TOKYO – Stocks were mostly higher in Asia on Tuesday, tracking the latest rally on Wall Street. Oil prices and U.S. futures advanced and the dollar was trading near 149 Japanese yen.
A release of China's most recent economic growth figures was postponed Monday, removing one factor that had been expected to drive trading. No specific reason was given, but the GDP report might have conflicted with the confident tone of a Communist Party congress being held in Beijing, by showing the economy grew by as little as 3% in the latest quarter, barely half the official 5.5% target.
There was little immediate news from the gathering in Beijing, where the party is expected to unveil its top leadership for the next five years a day after the congress closes.
Some analysts speculated that the delay was due to signs of further weakening in the economy. ING Economics said in a report that while the data weren't likely to “paint a particularly positive picture of the Chinese economy" when they are eventually released, “the delay suggests that the government believes that the 20th Party Congress is the most important thing happening in China right now and would like to avoid other information flows that could create mixed messages."
Hong Kong's Hang Seng index surged 1.7% to 16,888.79, while the Shanghai Composite index slipped 0.1% to 3,080.96.
Tokyo's Nikkei 225 index rose 1.4% to 27,156.14 and the Kospi in Seoul climbed 1.4% to 2,249.95. In Australia, the S&P/ASX 200 advanced 1.7% to 6,779.20. India's Sensex rose 1%.
The dollar was trading at 148.96 Japanese yen, down from 148.98 yen. Senior Japanese officials have indicated they might intervene in the market to try to stem volatility and support the yen, which has weakened sharply against the dollar this year.
The euro rose to 98.60 cents from 98.41 cents.
On Monday, the S&P 500 climbed 2.6% to 3,677.95. The Dow gained 1.9% to 30,185.82, while the Nasdaq added 3.4% to 10,675.80.

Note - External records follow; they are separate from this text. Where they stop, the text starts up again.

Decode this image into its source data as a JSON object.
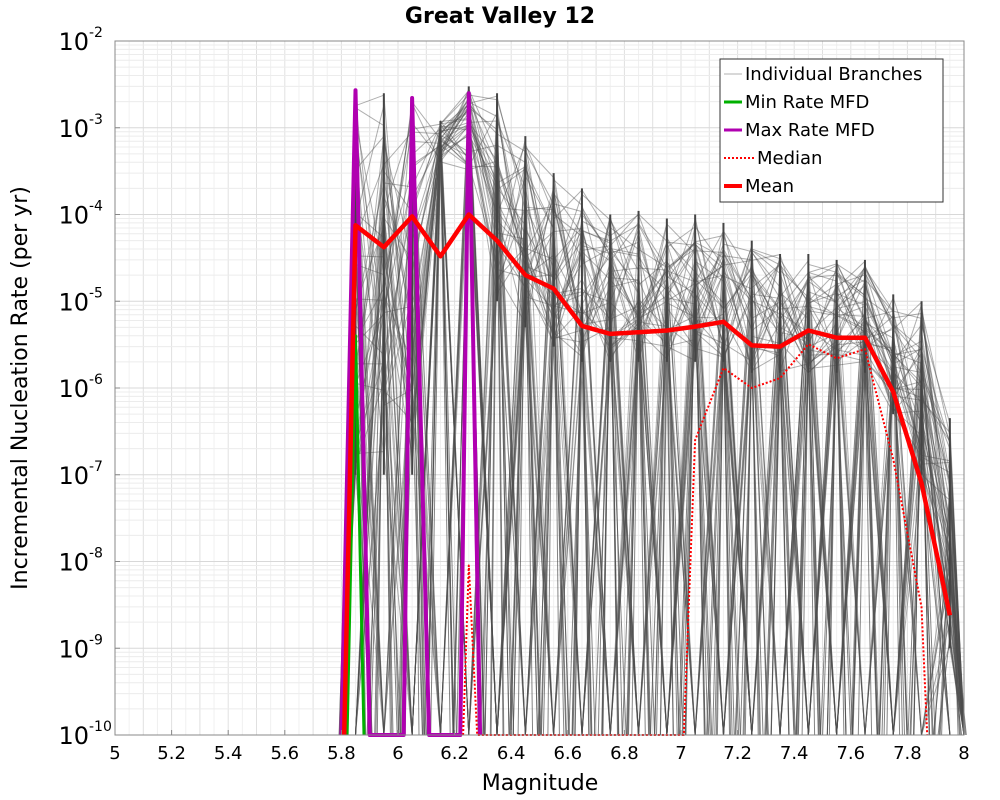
{
  "chart_data": {
    "type": "line",
    "title": "Great Valley 12",
    "xlabel": "Magnitude",
    "ylabel": "Incremental Nucleation Rate (per yr)",
    "xlim": [
      5,
      8
    ],
    "ylim": [
      1e-10,
      0.01
    ],
    "yscale": "log",
    "grid": true,
    "legend_position": "top-right",
    "x_ticks": [
      "5",
      "5.2",
      "5.4",
      "5.6",
      "5.8",
      "6",
      "6.2",
      "6.4",
      "6.6",
      "6.8",
      "7",
      "7.2",
      "7.4",
      "7.6",
      "7.8",
      "8"
    ],
    "y_ticks": [
      {
        "base": "10",
        "exp": "-2"
      },
      {
        "base": "10",
        "exp": "-3"
      },
      {
        "base": "10",
        "exp": "-4"
      },
      {
        "base": "10",
        "exp": "-5"
      },
      {
        "base": "10",
        "exp": "-6"
      },
      {
        "base": "10",
        "exp": "-7"
      },
      {
        "base": "10",
        "exp": "-8"
      },
      {
        "base": "10",
        "exp": "-9"
      },
      {
        "base": "10",
        "exp": "-10"
      }
    ],
    "legend": [
      {
        "name": "Individual Branches",
        "color": "#b0b0b0",
        "style": "thin"
      },
      {
        "name": "Min Rate MFD",
        "color": "#00b000",
        "style": "solid"
      },
      {
        "name": "Max Rate MFD",
        "color": "#b000b0",
        "style": "solid"
      },
      {
        "name": "Median",
        "color": "#ff0000",
        "style": "dotted"
      },
      {
        "name": "Mean",
        "color": "#ff0000",
        "style": "thick"
      }
    ],
    "series": [
      {
        "name": "Max Rate MFD",
        "color": "#b000b0",
        "points": [
          [
            5.8,
            1e-10
          ],
          [
            5.85,
            0.0027
          ],
          [
            5.9,
            1e-10
          ],
          [
            6.02,
            1e-10
          ],
          [
            6.05,
            0.0022
          ],
          [
            6.11,
            1e-10
          ],
          [
            6.22,
            1e-10
          ],
          [
            6.25,
            0.0025
          ],
          [
            6.29,
            1e-10
          ]
        ]
      },
      {
        "name": "Min Rate MFD",
        "color": "#00b000",
        "points": [
          [
            5.82,
            1e-10
          ],
          [
            5.85,
            4e-06
          ],
          [
            5.88,
            1e-10
          ]
        ]
      },
      {
        "name": "Median",
        "color": "#ff0000",
        "points": [
          [
            6.23,
            1e-10
          ],
          [
            6.25,
            9e-09
          ],
          [
            6.28,
            1e-10
          ],
          [
            7.01,
            1e-10
          ],
          [
            7.05,
            2.5e-07
          ],
          [
            7.15,
            1.7e-06
          ],
          [
            7.25,
            1e-06
          ],
          [
            7.35,
            1.3e-06
          ],
          [
            7.45,
            3.2e-06
          ],
          [
            7.55,
            2.2e-06
          ],
          [
            7.65,
            2.8e-06
          ],
          [
            7.75,
            1.5e-07
          ],
          [
            7.85,
            3e-09
          ],
          [
            7.87,
            1e-10
          ]
        ]
      },
      {
        "name": "Mean",
        "color": "#ff0000",
        "points": [
          [
            5.81,
            1e-10
          ],
          [
            5.85,
            7.5e-05
          ],
          [
            5.95,
            4.2e-05
          ],
          [
            6.05,
            9.5e-05
          ],
          [
            6.15,
            3.3e-05
          ],
          [
            6.25,
            0.0001
          ],
          [
            6.35,
            5e-05
          ],
          [
            6.45,
            2e-05
          ],
          [
            6.55,
            1.4e-05
          ],
          [
            6.65,
            5.2e-06
          ],
          [
            6.75,
            4.2e-06
          ],
          [
            6.85,
            4.4e-06
          ],
          [
            6.95,
            4.6e-06
          ],
          [
            7.05,
            5.1e-06
          ],
          [
            7.15,
            5.8e-06
          ],
          [
            7.25,
            3.1e-06
          ],
          [
            7.35,
            3e-06
          ],
          [
            7.45,
            4.6e-06
          ],
          [
            7.55,
            3.8e-06
          ],
          [
            7.65,
            3.8e-06
          ],
          [
            7.75,
            9e-07
          ],
          [
            7.85,
            8e-08
          ],
          [
            7.95,
            2.4e-09
          ]
        ]
      }
    ],
    "branch_peaks": [
      {
        "x": 5.85,
        "low": 1e-07,
        "high": 0.0025
      },
      {
        "x": 5.95,
        "low": 1e-07,
        "high": 0.0025
      },
      {
        "x": 6.05,
        "low": 1e-07,
        "high": 0.0023
      },
      {
        "x": 6.15,
        "low": 0.0004,
        "high": 0.0012
      },
      {
        "x": 6.25,
        "low": 0.0003,
        "high": 0.003
      },
      {
        "x": 6.35,
        "low": 1e-05,
        "high": 0.0025
      },
      {
        "x": 6.45,
        "low": 5e-06,
        "high": 0.0008
      },
      {
        "x": 6.55,
        "low": 3e-06,
        "high": 0.0003
      },
      {
        "x": 6.65,
        "low": 2e-06,
        "high": 0.0002
      },
      {
        "x": 6.75,
        "low": 2e-06,
        "high": 0.0001
      },
      {
        "x": 6.85,
        "low": 2e-06,
        "high": 0.00011
      },
      {
        "x": 6.95,
        "low": 2e-06,
        "high": 9e-05
      },
      {
        "x": 7.05,
        "low": 2e-06,
        "high": 0.0001
      },
      {
        "x": 7.15,
        "low": 2e-06,
        "high": 8e-05
      },
      {
        "x": 7.25,
        "low": 1.5e-06,
        "high": 5e-05
      },
      {
        "x": 7.35,
        "low": 1.5e-06,
        "high": 3.5e-05
      },
      {
        "x": 7.45,
        "low": 1.5e-06,
        "high": 3.5e-05
      },
      {
        "x": 7.55,
        "low": 1.5e-06,
        "high": 3e-05
      },
      {
        "x": 7.65,
        "low": 1.5e-06,
        "high": 3e-05
      },
      {
        "x": 7.75,
        "low": 5e-07,
        "high": 1.2e-05
      },
      {
        "x": 7.85,
        "low": 1e-07,
        "high": 1e-05
      },
      {
        "x": 7.95,
        "low": 1e-09,
        "high": 4.5e-07
      }
    ]
  }
}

Traders also bid up small company stocks. The Russell 2000 index rose 3.2% to 1,735.75.
Early Tuesday, the future for the S&P 500 was up 1.5% while that for the Dow industrials gained 1.2%.
Nearly all of the stocks in the benchmark S&P 500 index rose, with technology and communications companies among the biggest gainers.
Bond yields eased back from their multiyear highs and took some pressure off of stocks. The yield on the 10-year Treasury, which influences mortgage rates, held steady at 3.99%. The yield on the 2-year Treasury, which tends to track expectations for future Federal Reserve action, fell to 4.46% from 4.50% late Friday.
U.K. government bonds rallied following news that the country’s new Treasury chief was abandoning nearly all of a series of unfunded tax cuts that had upset markets.
Wall Street indexes remain sharply lower from where they were at the beginning of this year. The S&P 500 and Russell are down more than 22%, while the Nasdaq has slumped more than 31%. The Dow is off nearly 17%.
The latest round of corporate financial results could help give investors a clearer picture of how companies and consumers are handling inflation.
On Monday, Bank of America CEO Brian Moynihan told analysts during a conference call following the release of the company’s latest quarterly results that high inflation and worries of a recession haven’t slowed its customers' spending.
Several major airlines, which could see some turbulence in their finances if inflation hits consumers' travel spending, will report earnings this week. United Airlines releases its results on Tuesday, followed by American Airlines on Thursday.
Other big names reporting earnings this week include Johnson & Johnson, Netflix, Union Pacific and American Express.
In energy trading, U.S. benchmark crude oil gained 44 cents to $85.90 per barrel in electronic trading on the New York Mercantile Exchange. It lost 15 cents to $85.46 per barrel on Monday.
Brent crude, the basis for pricing international oil, picked up 30 cents to $91.92 per barrel.